Friday, December 16, 2011

>BHEL LIMITED: a healthy order book of At the end of Q2 FY12, of INR 1,61000 crores

In a sweet spot due to structural deficit
Power sector plays a crucial role in the economic progress of the country given the importance of electricity in the economic activity. Currently, at the end of August 2011, the power generation capacity stood at 176,990.40 MW including the renewable energy sources such as wind, solar etc. However the country faces a peak power shortage of 13 percent as rising demand from industry, homes and shopping malls outstrips capacity growth. The energy-hungry nation needs to add over 75,000 megawatts in the five years to March 2017 to support its target of 9 percent GDP growth

Mammoth orders in book
Though the order inflow is muted during the year under review, BHEL has an outstanding order book of Rs. 1, 61,000 Crore as on September 2011, which comes at 3.30 times FY12E revenue, gives a clear revenue visibility for the next three years, coupled with strong execution capabilities. The company is also looking to get into agreements with many State Governments and other organizations which clearly signify the company‟s prospect for the next 3-4 years.

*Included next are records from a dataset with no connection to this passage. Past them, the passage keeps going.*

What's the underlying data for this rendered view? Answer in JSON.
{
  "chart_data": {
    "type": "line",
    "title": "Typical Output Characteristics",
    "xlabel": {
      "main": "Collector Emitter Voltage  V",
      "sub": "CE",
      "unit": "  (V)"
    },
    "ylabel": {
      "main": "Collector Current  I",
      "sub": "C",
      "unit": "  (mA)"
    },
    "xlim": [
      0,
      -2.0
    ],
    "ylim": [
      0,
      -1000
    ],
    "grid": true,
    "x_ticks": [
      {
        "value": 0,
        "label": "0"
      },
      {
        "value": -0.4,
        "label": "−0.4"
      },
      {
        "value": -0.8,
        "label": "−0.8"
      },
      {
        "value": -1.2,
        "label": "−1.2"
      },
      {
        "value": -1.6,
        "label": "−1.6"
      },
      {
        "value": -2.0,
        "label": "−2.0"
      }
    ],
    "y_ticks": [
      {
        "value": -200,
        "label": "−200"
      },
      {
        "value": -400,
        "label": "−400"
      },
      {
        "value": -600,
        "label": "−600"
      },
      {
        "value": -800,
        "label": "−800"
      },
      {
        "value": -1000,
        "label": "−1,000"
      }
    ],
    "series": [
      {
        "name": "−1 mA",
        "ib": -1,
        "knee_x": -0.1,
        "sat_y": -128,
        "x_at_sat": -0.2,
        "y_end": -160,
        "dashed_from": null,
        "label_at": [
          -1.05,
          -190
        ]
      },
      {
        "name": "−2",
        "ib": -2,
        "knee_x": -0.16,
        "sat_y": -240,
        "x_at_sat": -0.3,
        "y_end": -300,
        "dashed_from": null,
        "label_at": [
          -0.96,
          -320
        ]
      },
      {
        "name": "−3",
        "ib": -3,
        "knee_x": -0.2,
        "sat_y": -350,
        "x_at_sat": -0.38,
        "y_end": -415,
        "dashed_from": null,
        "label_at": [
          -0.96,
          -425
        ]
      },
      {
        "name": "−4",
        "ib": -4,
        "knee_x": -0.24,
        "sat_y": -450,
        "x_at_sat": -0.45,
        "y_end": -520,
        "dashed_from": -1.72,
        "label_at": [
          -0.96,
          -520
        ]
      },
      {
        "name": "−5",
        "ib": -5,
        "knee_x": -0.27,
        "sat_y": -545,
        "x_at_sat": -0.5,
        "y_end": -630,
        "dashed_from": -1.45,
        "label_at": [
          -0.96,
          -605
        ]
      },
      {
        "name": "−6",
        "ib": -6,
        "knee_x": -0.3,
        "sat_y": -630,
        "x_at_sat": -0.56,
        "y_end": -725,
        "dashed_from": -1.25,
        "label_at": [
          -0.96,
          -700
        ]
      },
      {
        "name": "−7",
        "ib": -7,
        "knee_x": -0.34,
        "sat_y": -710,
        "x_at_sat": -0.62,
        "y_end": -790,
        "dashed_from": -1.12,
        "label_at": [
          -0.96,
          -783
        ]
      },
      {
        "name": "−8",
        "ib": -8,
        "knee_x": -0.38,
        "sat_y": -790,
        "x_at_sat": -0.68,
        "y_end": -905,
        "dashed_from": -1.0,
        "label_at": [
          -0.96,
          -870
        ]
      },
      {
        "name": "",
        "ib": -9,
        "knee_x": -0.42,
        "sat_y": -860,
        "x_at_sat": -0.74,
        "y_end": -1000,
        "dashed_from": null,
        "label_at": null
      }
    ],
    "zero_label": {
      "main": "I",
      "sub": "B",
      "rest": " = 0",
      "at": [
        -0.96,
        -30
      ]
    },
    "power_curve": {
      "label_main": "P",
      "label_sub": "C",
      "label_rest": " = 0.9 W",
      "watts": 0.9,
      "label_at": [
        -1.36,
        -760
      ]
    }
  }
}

Minimal debt and cash rich company
Bhel is a low leveraged company having only 1% debt in the total financing coupled with a huge cash reserve of Rs.9000 crore, with which the company could withstand the effects of higher interest rate prevailing in the economy and finance the projects with much ease

Outlook and Valuations: Attractive; Initiate Coverage with ‘BUY’
Our DCF model with 15.3% discount rate values the company at Rs.400 per share giving an upside of 53.8% from the current level of Rs.260. We initiate coverage with a „BUY‟ recommendation for a target price of Rs.400. Those with a moderate to aggressive risk appetite can consider investing in BHEL at current level.

Risks
At the macro level, the current global economic scenario presents the most highly risk factor as any fall of the global economy into a double-dip recession can lead to a slower growth in our economy. Apart from that, the other concerns include the possibility for unusual further surge in the prices of commodities such as copper and steel, competition from the overseas players, persistence of the higher interest rate and higher coal prices causing delaying of projects etc. We expect all these concerns to ease in the medium term, which would otherwise impact the prospects of the company.